I remember it so clearly- the moment I realized the quote was so true: The days pass slowly, but the years fly by. It was a quiet night in August. The kids were tucked into bed and I was lying there, in the quiet, on the eve of their first day of a new school year. Hadn’t it just been yesterday that we sent in end-of-the-year teacher gifts or that I planned all of the special things we would be doing during those summer months?
We had said that every day of our summer break would be a fun adventure where we would find something new to try or somewhere new to go. It was on that night in August when their summer break was coming to an end and the new year was on the horizon that the quote really hit me. Yes, the days pass slowly when you are in them, but when you look back, you realize how quickly the years have flown by.
Honestly, I still couldn’t believe it. I couldn’t get myself to reconcile that summer was over and a new school year was upon us. I mean, wasn’t it just yesterday my kids were lamenting the last few weeks of school? Wasn’t it just yesterday that school let out, and I greeted my kids in the car line with a promise of an exciting, over-the-top summer filled with parks, picnics, playdates, and one incredibly fun vacation to Hilton Head?
How could THREE WHOLE months have passed by so quickly?
Three months. 75 days of summer break, and it’s gone in the blink of an eye. I was lying there, thinking about this. At this point, I’m crying… somewhat inconsolably to my husband (who, as usual, can’t quite figure out why I’m crying). I’m crying because all those grand plans I had didn’t quite come full circle.
I mean, yes, we did hit some parks this summer. But oh my gosh, the heat was unbearable! Here in NC, July means the upper 90s, so it’s not ideal to be outdoors for long periods.
And we did have a few playdates, but not nearly as many as I had hoped for. Summer camps, vacations, VBS, work schedules, etc., all had a way of throwing a wrench into the best-laid plans.
We did hit the pool this summer, but not every day like my older daughter dreamed of.
And that fun, awesome vacation to Hilton Head Island – well, we did do that too, but as usual, one of my kids was sick (like coughing until 2 am every night we were there) and I spent the first day of vacay at urgent care tending to a UTI.
So I’m baffled – how did those 75 days slip by so quickly? In the beginning, I was even a little nervous that maybe my kids would get bored and that I would be scrambling to find something to do. And now, here I am, wondering, “What on earth did we do with our time?”
And now I’m sad…I’m thinking about all the high hopes I had and the reality that our days are numbered before they head back to school, and our hours together will once again be limited. I’m wondering if they had fun this summer. Did I show them each day that I love them more than anything? Did I let them see the fun, carefree mommy, or did the “everyday” get in the way?
Perhaps what I’m really gleaning from this summer break is that the age-old quote is incredibly true:
The days pass slowly, but the years fly by.
I have heard it told to me many times since becoming a parent. Not that I needed to hear it – it was so evident.

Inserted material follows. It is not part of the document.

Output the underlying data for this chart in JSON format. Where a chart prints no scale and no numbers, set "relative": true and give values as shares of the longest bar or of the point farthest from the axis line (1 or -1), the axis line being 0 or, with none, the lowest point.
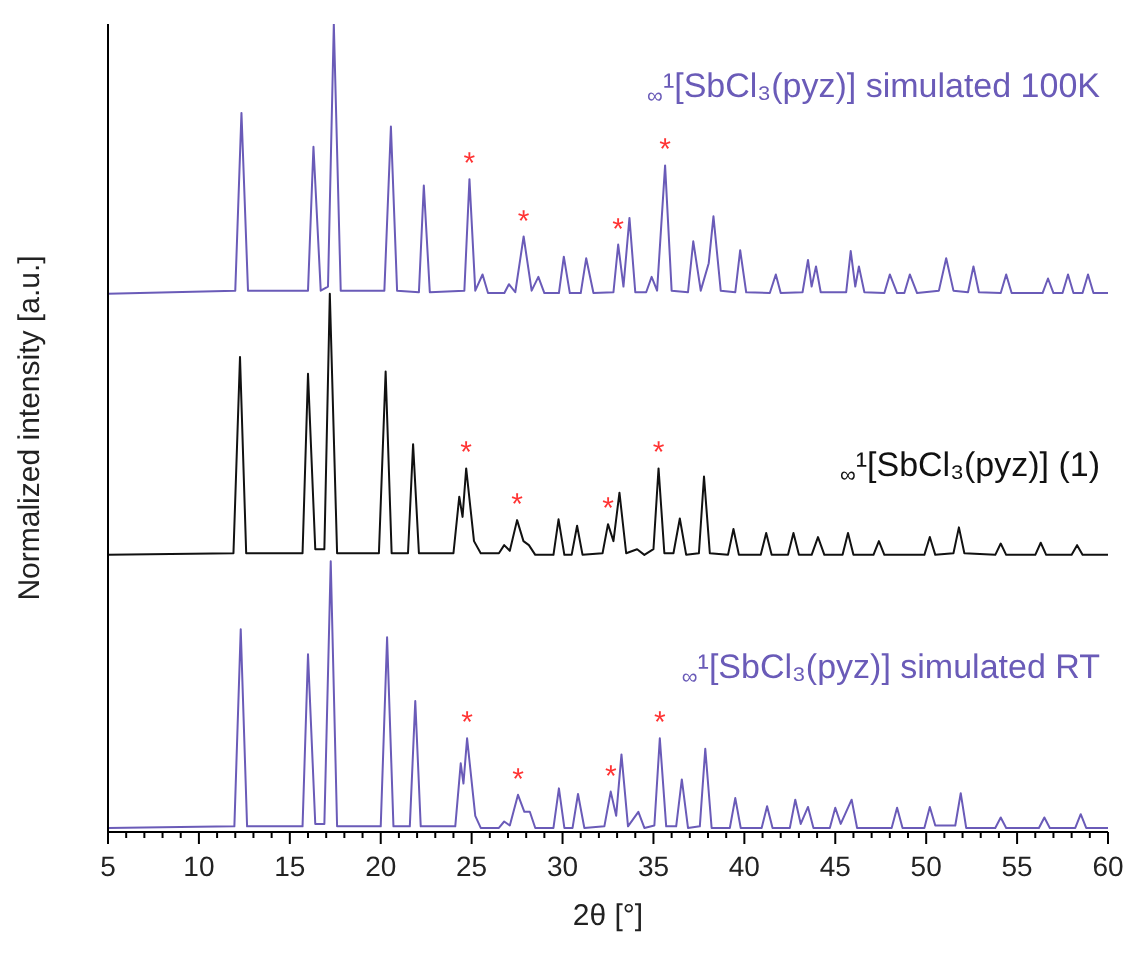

One day I was praying to figure out how to feed my baby, and the next, I was washing the “too small” outfit so it would be clean and ready for our next baby.
One day, I’m watching my firstborn toddle towards me with a big toothy grin, and the next, I’m watching that same child go off to Kindergarten. So I know this saying speaks volumes.
I guess what I didn’t need was one more reminder of it as the summer wraps up and I send my babies off to school again… a year older.
What I didn’t need was this quote reminding me that each year we will do this. Each year I will send my babies off to school until the year that I don’t… The year they move out to start their lives as adults and begin their own families.
Or maybe I did…maybe I did need this.
Maybe I did need this reminder that the days pass slowly, but the years fly by. Because don’t we all need this reminder in the throws of parenthood?
Regardless of your kids’ ages... whether it’s teething, potty training, or teenage curfews… don’t we all need to remember that this, too, shall pass? What seems unbearable today is just a stage, and that one day we will look back on this memory and gasp… laugh?!
You know what, come to think of it, maybe that reminder is JUST what I needed.